Study Guide

Ruth in Never Let Me Go

By Kazuo Ishiguro


Ruth is Kathy's best friend and her arch nemesis. It really depends on the day. Sometimes Ruth is so nice that we want to reach through the page and give her a hug. But most of the time, we kind of want to strangle her, too, because she can be just plain awful. She also spends a few years dating Tommy, which throws a wrench in the three musketeers thing these main characters have going on. As his girlfriend, she'll turn on the charm, but then switch it off just as quickly. As you can see, the girl's a real peach.

It's almost like Ruth has two personalities in one body. Kathy even says this herself: "I'd had this notion there were two quite separate Ruths" (11.15). To be honest, this split personality takes its toll on Kathy's patience. And on ours for that matter.

So let's break down the two sides of Ruth.

Ruth #1: (Almost) the Poster Child for Good Friends Everywhere

Sometimes, Ruth can be a profoundly loyal friend. True, these moments are few and far between. But when they happen, they're real gems. Remember when Ruth tries so hard to find Kathy's lost Judy Bridgewater tape? That was super sweet. And what about the time that Ruth consoles Kathy after she's broken up with Lenny? Another gold star for Ruth. See? Ruth can be selfless and caring at the best of times. Plus, she's always down for a late night cup of tea and a long heart-to-heart.

But what keeps Ruth from being a good friend all the time? Well, there are oodles of reasons, but here's the one that stands out to us: competition. Let's get real here. Our leading trio is made up of two girls and one guy. Just think of Harry Potter (gender ratios reversed, of course). Whenever there's a trio like this, competition is bound to crop up. It's basic friendship math.

And who do you think Ruth feels the most competition with? We'll give you a hint (not like you need it): her name starts with a "K" and ends with an "athy."

Yet in the end, Ruth really tries to make up for all her slip-ups as a friend. She tracks down Madame's address for Kathy and Tommy so they can apply for a deferral. Sure, Ruth was the one to keep those lovebirds apart in the first place. But she works hard to make amends and get those two crazy kids together.

There's so much to say about Ruth's unique brand of friendship. Itching to read more? Jet over to the "Friendship" theme and quotes where it's no surprise that she pops up a lot.

Ruth #2: That Selfish Bossy Pants Who Will Throw You Under the Bus

Right out the gate, we know Ruth is going to be trouble. Even when she's just an itty bitty kid playing in the sandbox, Ruth is already stirring up drama and telling people what to do. As the leader of the secret guard, she'll kick anyone out who so much as looks at her the wrong way. She's a regular seven-year-old tyrant.

The problem is that Ruth wants to be the leading lady all the time. It goes without saying that this version of Ruth can be super selfish. She's more interested in being cool and impressing people than she is in being nice to her friends, especially Kathy and Tommy.

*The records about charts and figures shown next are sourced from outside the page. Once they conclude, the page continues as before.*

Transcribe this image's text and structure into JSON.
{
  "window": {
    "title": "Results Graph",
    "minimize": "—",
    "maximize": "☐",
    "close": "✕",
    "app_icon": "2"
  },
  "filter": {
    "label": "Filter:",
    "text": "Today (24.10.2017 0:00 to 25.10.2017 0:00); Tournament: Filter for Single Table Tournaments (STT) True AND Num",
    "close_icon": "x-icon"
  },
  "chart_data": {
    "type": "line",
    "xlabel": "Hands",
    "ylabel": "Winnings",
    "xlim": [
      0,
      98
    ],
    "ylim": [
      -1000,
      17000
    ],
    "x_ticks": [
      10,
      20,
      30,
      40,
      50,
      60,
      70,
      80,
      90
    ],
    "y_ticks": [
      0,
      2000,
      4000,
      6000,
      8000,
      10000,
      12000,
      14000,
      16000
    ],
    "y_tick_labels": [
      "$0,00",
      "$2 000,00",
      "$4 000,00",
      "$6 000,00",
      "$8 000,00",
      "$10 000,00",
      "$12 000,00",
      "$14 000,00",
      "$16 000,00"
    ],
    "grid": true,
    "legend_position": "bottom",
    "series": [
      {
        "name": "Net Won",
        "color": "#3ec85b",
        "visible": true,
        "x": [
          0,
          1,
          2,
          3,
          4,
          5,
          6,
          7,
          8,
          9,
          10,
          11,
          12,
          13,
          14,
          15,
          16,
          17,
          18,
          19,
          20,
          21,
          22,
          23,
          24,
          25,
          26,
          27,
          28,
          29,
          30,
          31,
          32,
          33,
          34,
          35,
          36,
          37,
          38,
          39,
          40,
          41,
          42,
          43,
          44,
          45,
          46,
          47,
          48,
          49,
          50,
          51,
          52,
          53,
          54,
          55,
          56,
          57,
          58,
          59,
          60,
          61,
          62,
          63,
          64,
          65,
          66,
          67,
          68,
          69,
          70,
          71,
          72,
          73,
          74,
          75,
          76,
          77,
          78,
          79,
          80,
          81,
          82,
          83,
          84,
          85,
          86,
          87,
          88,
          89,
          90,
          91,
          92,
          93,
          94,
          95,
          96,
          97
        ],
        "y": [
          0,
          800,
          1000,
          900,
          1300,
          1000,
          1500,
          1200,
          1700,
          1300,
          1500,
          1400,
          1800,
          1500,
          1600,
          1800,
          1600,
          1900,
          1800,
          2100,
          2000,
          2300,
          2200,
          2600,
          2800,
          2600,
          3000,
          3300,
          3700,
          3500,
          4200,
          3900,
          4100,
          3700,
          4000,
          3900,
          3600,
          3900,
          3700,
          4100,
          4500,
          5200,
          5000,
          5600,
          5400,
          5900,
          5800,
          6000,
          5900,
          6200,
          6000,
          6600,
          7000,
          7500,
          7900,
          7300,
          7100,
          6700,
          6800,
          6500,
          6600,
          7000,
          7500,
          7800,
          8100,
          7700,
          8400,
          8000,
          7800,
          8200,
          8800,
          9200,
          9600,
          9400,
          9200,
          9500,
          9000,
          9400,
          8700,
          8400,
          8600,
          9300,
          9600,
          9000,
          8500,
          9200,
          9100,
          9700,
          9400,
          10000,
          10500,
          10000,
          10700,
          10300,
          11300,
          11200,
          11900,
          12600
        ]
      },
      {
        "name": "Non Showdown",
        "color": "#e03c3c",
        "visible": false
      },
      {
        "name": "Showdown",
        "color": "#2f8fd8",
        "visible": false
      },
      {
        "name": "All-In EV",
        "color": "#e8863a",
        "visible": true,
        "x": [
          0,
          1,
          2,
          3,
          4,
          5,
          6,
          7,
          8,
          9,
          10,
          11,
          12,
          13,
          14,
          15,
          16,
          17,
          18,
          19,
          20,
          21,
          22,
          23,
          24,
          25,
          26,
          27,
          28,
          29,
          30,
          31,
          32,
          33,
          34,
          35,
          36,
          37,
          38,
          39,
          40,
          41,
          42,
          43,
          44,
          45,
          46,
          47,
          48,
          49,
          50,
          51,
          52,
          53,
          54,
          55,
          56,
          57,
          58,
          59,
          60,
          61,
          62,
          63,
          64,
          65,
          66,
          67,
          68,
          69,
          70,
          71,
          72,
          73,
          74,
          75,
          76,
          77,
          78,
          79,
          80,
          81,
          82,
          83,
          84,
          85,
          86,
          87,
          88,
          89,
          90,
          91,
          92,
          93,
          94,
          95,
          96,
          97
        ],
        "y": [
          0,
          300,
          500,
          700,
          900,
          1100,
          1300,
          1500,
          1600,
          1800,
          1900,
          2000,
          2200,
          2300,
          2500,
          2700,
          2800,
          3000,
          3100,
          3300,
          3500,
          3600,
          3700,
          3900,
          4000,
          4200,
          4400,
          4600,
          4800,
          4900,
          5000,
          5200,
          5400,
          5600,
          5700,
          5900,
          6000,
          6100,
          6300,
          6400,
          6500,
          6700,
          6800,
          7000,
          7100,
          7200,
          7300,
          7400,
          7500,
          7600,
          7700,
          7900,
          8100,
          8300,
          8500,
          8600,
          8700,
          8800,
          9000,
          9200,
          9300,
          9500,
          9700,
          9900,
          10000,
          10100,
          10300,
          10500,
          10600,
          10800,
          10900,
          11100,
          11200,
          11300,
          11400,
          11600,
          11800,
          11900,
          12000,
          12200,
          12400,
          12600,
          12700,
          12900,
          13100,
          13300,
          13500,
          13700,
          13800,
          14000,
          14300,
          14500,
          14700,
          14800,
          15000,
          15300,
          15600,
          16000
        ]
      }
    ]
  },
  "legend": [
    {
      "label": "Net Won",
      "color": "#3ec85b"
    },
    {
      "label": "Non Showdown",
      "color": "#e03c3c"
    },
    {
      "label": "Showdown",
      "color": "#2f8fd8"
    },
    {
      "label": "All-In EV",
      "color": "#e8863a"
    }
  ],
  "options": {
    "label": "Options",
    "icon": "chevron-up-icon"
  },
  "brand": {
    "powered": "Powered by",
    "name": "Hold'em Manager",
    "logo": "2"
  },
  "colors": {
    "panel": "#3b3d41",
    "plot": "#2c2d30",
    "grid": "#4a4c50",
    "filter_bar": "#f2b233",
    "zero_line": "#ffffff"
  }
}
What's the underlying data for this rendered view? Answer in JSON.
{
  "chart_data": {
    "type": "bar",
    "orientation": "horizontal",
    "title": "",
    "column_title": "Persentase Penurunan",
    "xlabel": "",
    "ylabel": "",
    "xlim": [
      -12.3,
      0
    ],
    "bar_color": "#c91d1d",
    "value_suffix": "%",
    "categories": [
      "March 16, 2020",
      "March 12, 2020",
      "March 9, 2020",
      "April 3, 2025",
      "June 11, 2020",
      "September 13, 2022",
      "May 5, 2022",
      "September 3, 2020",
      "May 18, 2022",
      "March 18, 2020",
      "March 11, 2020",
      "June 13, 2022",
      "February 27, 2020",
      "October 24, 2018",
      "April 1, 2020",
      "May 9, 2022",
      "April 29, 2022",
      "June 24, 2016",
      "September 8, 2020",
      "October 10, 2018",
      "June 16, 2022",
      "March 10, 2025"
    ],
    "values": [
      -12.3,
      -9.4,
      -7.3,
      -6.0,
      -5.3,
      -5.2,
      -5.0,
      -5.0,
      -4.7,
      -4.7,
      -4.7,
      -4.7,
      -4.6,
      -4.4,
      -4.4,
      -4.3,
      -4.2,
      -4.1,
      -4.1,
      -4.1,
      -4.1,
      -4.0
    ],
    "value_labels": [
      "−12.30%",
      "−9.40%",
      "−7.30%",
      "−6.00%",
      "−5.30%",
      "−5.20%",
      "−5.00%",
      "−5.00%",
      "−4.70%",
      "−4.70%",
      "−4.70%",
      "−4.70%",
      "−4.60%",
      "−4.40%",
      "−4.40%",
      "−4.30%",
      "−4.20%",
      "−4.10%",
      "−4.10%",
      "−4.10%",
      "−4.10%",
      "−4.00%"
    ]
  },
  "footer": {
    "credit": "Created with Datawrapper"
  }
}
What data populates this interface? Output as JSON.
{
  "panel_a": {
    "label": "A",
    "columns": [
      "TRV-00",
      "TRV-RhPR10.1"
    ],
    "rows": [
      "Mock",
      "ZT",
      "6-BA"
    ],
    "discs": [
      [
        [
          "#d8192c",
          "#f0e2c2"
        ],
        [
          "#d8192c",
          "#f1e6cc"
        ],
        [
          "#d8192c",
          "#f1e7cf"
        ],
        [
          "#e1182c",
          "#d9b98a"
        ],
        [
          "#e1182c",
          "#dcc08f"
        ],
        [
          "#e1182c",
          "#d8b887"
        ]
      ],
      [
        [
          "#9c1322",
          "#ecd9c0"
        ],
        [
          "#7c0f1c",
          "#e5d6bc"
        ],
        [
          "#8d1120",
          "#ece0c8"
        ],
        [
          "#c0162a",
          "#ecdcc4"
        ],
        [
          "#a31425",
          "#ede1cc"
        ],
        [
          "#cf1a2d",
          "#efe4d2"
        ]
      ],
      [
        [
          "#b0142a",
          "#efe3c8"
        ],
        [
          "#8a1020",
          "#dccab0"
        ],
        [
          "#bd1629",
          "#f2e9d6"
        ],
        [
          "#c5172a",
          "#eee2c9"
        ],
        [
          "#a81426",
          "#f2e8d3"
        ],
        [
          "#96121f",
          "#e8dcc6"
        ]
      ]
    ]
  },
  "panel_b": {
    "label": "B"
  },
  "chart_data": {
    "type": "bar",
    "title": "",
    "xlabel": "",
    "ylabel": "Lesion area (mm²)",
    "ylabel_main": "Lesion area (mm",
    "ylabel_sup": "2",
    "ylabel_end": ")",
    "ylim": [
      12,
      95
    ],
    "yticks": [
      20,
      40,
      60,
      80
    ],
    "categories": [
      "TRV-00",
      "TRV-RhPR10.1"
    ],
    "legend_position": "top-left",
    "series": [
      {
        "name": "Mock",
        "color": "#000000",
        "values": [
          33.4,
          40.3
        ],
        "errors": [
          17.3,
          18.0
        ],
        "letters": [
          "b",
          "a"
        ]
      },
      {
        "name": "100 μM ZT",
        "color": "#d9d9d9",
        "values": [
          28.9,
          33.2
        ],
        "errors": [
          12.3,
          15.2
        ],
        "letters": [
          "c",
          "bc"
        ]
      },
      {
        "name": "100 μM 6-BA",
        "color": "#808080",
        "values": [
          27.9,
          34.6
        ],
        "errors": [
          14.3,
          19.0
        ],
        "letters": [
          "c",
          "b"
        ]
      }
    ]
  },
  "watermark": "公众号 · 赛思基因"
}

This means sometimes she's willing to purposefully leave Kathy out or make Tommy feel like the outcast, just so long as she doesn't get the boot.

Take, for example, that blow-up Ruth has in the churchyard by the Cottages. She's just found out about Tommy's theory on Madame's Gallery and is not pleased at all: "Tommy's been telling me about his big theory. He says he's already told you. Ages ago. But now, very kindly, he's allowing me to share in it too" (16.45). Ruth's not keen on playing second fiddle. Can you hear the snarky sarcasm? We know, we know, it's hard to miss.

But once Ruth becomes a donor, she trades in her bossy pants for… passive pants? She certainly stops being quite so feisty and selfish all the time. While "nice Ruth" might be a pleasant change from "mean Ruth," it's also an indication of just how much the donations have changed her.

A New Ruth

What is it about those donations that have changed the closest thing this book has to a villain? Why does Ruth have this change of heart? We think it's because she realized something that Kathy has been keenly aware of for quite some time—all these clones have is each other. Maybe Ruth let her unhappiness feed her jealousy. Maybe Ruth was just a control freak. But in any case, by the end of the novel, she's let go of the past and hopes for a brighter future for her friends. That, ladies and gentlemen, is quite the transformation. And good thing, too, right? Otherwise this book might have been even darker than it already is.